Black Tusk ‘Set The Dial’ CD/LP/DD 2011

Black Tusk 'Set the Dial' CD/LP/DD 2011It is always a good sign for a reviewer when you start making notes on an album and you can’t stop (although for the band in question sometimes this may not be quite such good news!). For instance before typing up my initial review I read a thread on a football internet forum I post on. Now this in itself is nothing to bore you with but I have known one of the moderators for years (in the way you know someone via the internet, never having met them) and he has a great taste in music. The fact that this album came up in his top ten records of the year speaks to the strength of ‘Set The Dial’.

For me Metal is all about rebellion and aiming a large boot to the knackers of those who would try to tell you otherwise and thankfully in this whiny, po-faced era Black Tusk have come to do exactly that.

‘Brewing The Storm’ positively strides out of the speakers, the distorted fuzz of Jack Endino’s (Soundgarden, High On Fire) production is a bass players wet dream as the sound is all rumbling low end product and as dirty as a set of clean white sheets after you have gone out and gotten shit-your-pants-drunk, but never loses the feel of the music as it breaks into a hypnotic beautiful snaking groove… And then it’s gone as ‘Bring The Darkness’ yanks you out of the mellow mood you were settling into and pulls you head first into the pit with its triple layered, screaming vocal attack.

Musically it is like fellow label mates High On Fire meets Mastodon meets Iron Maiden meets Slayer meets, well all kinds of musical touch stones galore really, but at no point are they derivative of anyone. What they are is high octane riff merchants shaking the earth with a mission statement and this continues with ‘Ender Of All’ with its foul mouthed, heads down driving fury that says ‘Yes this is big and bold, no we don’t apologise’.

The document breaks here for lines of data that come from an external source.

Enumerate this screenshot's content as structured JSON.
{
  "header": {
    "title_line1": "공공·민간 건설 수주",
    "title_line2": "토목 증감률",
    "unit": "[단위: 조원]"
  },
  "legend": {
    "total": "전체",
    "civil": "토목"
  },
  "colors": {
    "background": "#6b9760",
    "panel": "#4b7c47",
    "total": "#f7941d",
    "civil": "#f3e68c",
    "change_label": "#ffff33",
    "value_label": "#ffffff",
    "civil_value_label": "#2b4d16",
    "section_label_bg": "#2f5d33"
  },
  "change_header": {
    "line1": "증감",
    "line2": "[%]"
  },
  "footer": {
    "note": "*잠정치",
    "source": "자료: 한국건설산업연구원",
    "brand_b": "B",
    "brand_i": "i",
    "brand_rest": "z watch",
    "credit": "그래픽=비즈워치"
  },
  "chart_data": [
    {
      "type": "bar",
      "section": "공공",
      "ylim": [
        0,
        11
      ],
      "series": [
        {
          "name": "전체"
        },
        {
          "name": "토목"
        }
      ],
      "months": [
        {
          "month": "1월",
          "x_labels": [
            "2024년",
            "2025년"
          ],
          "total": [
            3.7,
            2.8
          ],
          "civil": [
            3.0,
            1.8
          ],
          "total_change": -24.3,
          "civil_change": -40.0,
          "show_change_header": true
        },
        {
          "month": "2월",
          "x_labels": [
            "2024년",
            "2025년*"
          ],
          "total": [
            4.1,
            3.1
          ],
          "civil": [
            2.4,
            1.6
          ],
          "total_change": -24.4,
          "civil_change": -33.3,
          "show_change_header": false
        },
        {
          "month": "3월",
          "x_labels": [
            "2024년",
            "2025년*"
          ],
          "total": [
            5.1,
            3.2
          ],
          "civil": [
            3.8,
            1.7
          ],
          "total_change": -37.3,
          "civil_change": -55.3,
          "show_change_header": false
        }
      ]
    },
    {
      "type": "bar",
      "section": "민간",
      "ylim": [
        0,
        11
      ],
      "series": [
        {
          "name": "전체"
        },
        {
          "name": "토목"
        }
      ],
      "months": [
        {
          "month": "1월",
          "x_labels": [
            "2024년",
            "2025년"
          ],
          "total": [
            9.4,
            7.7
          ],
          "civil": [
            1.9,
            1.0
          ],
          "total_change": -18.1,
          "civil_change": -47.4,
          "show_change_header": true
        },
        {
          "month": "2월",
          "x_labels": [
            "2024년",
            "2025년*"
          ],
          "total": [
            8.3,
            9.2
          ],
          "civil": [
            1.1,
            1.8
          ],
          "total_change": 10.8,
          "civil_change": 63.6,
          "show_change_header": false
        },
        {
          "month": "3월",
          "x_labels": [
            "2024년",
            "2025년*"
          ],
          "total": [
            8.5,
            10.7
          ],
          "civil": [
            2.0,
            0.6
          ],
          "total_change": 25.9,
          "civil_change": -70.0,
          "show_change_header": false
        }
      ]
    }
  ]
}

When they do let their foot off the peddle for the stomp of ‘Carved In Stone’ it is just as impressive as the bug eyed frenzy and at the risk of using the same adjective in two reviews in a very short space of time, the cacophony generated by the Savannah trio is something to behold.

The band walk a tightrope between crazed and being supremely tight – at time it seems like they have so many ideas that they are tripping over themselves to get to the next one and I love it – the raw enthusiasm that drips from this record is fantastic.

Just when you think the band are in danger of being one trick and unable to do subtly then along comes instrumental ‘Resistor’, all mellow before breaking out into a similar type of riff to the one at the being of the album – the kind that makes this reviewer stare bitterly at the guy with male pattern baldness in the mirror and curse the lack of hair to shake at the music.

Ultimately this record may not be perfect, but the reality is that I usually reserve some kind of constructive criticism at the end to temper early enthusiasm and here I cannot find anything of worth to mention – the album is a joy from start to finish and as a reviewer it’s always great to have a genuine surprise land in your lap – not just something you listen to a few times for the purpose of writing a review.

The review on their Myspace page of their previous release ‘Taste the Sin’ states that Black Tusk “rips into you with locomotive riffing and powerful percussion, creating a furious display that incorporates the fury of punk and the precision of thrash metal within a familiar Southern-fried landscape” on the strength of Set The Dial they are continuing that legacy!